Setelah bertahun-tahun menjadi lokasi pertambangan nikel, infrastruktur dasar seperti jalan lingkar pulau, akses air bersih, dan listrik yang stabil masih menjadi sesuatu yang sulit untuk dinikmati oleh masyarakat. Sekolah dan fasilitas kesehatan juga masih cukup tertinggal jauh.
Padahal, menurut Amartya Sen (1999), pembangunan sejati bukan hanya tentang peningkatan pendapatan, tetapi tentang perluasan kebebasan manusia kebebasan untuk hidup layak, sehat, dan bermartabat.
Dalam konteks Obi, pembangunan yang dijanjikan justru mempersempit ruang kebebasan warga, karena mereka kehilangan tanah, pekerjaan tradisional, bahkan suara dalam menentukan masa depan desanya.
Baru-baru ini, ketegangan sosial muncul di Desa Bobo, Obi, akibat kehadiran perusahaan tambang baru yang mulai beroperasi.

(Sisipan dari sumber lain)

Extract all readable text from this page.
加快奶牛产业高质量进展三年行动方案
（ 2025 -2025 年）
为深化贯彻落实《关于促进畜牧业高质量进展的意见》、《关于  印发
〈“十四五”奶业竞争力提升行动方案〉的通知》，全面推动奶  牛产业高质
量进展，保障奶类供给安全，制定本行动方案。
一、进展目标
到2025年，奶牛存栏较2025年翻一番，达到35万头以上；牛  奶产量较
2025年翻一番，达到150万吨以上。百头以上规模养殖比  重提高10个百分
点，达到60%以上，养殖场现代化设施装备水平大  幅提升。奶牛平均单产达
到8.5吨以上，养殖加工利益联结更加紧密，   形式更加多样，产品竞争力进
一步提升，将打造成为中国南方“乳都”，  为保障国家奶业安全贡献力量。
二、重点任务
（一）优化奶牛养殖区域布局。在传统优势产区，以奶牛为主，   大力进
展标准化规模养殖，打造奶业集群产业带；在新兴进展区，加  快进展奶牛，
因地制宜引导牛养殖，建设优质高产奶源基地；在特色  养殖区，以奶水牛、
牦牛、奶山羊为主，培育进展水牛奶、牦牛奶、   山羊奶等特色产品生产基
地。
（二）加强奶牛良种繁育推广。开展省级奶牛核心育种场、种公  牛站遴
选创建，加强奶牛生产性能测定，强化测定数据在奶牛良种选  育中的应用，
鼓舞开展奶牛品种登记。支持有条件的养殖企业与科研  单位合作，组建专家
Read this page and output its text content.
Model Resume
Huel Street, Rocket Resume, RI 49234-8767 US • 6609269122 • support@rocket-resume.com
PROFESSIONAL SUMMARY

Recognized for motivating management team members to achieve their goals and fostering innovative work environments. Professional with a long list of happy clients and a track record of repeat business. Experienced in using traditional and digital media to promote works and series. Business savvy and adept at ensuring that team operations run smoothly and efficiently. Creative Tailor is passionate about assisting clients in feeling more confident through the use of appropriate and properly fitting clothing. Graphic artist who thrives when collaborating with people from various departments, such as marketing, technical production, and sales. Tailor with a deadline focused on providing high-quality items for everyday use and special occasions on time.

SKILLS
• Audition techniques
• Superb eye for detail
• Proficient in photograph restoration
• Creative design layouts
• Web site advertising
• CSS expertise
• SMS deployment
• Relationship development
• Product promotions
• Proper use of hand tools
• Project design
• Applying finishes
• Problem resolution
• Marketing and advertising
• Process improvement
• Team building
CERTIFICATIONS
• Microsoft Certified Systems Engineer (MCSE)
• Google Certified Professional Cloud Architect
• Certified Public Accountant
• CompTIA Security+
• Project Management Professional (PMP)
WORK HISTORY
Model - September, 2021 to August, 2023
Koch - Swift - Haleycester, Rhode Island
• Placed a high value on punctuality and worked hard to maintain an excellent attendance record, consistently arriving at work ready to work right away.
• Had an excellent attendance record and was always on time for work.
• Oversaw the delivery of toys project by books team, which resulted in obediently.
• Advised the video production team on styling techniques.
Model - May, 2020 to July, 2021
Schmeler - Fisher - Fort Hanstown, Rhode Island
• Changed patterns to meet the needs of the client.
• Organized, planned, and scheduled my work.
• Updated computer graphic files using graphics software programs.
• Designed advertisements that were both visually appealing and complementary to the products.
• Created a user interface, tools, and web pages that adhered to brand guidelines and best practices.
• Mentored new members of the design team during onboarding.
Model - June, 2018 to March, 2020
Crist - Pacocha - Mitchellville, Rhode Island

Warga kini terbelah antara yang mendukung dan yang menolak.
Sebagian berharap tambang membuka lapangan kerja, tetapi sebagian lain khawatir lingkungan rusak dan laut tercemar. Seorang ibu pendeta bersama sebagian jemaat gerejanya secara tegas menolak aktivitas tambang tersebut.
Bagi mereka, tanah dan laut bukan sekadar sumber ekonomi, melainkan warisan iman dan kehidupan yang harus dijaga. Penolakan ini menunjukkan bahwa konflik tambang bukan hanya soal ekonomi, tetapi juga persoalan moral dan spiritual.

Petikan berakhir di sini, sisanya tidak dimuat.